Choose a tag to compare

@github-actions github-actions released this 09 Jun 14:30
7adfa2e

Fixes a regression introduced by 0.9.0's path-less language detection (#69):
generated and minified files that 0.8.3 skipped were being symbol-parsed,
flooding downstream consumers with chunks and OOM-ing them (pg-raggraph#79,
bento). Python-only; the Rust crate is a lockstep version bump with no
functional change.

Fixed

  • symbol_aware no longer over-parses generated / minified files (#71).
    0.9.0's content heuristic started classifying machine-emitted files as code
    that 0.8.3 skipped. A 143 KB generated .ts (3,000 trivial functions) became
    3,000 symbol chunks; consumers that embed every chunk OOM'd. Two complementary
    guards:

    • Content-detection guard (path-less only).
      detect_language_from_content now returns None for files that look
      machine-emitted — an @generated / sourceMappingURL marker, or a minified
      (very long, >2000-char) line — so they fall back to sentence_aware
      (bounded) instead of being symbol-parsed. Explicit signals (cfg.language,
      metadata['language'], a real path) bypass the guard, so a caller can
      still force such a file through.
    • Per-file symbol-chunk cap. When a document would emit more than
      max_symbols_per_file symbol chunks, the chunker logs a warning and falls
      back to sentence_aware with fallback_reason="too_many_symbols". Catches
      pathological generated files regardless of how the language was resolved.

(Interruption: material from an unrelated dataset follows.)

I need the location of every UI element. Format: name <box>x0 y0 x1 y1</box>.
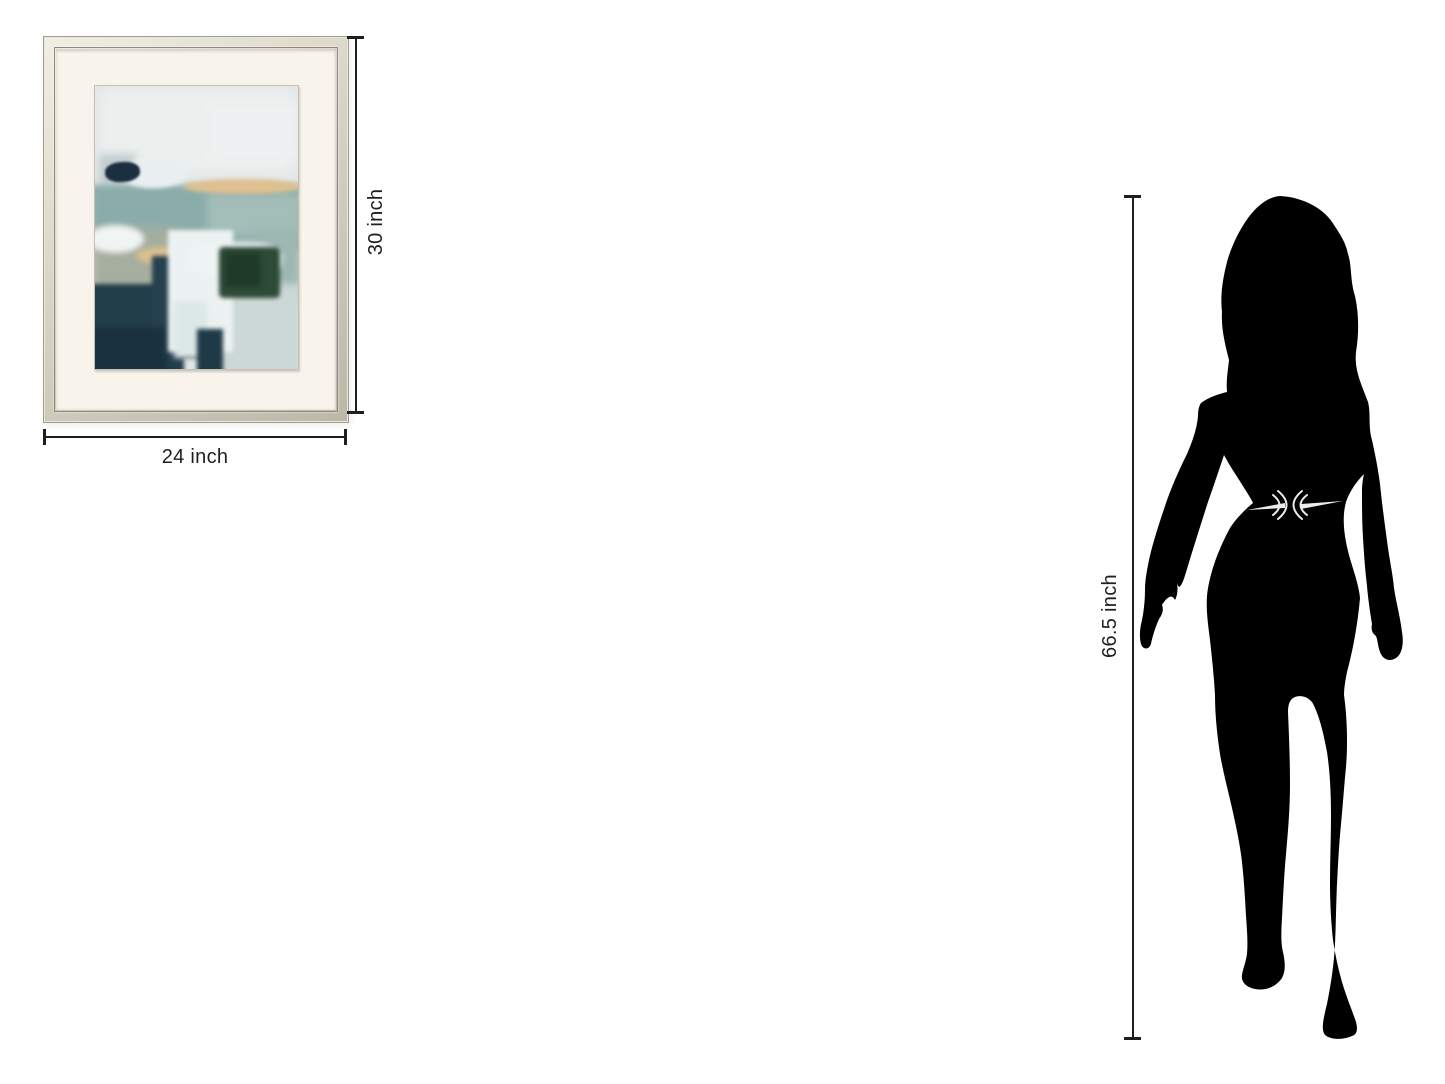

    Under defaults, the 2,500-function generated .ts now yields 62 bounded
    chunks (was 2,500) and a 46 KB minified one-liner yields 23; normal code is
    untouched.

Added

  • SymbolAwareChunker.max_symbols_per_file (default 2000, null to
    disable, must be >= 1) — caps symbol chunks per document. The default
    catches generated files while leaving even very large hand-written sources
    alone (real code rarely exceeds a few hundred top-level symbols).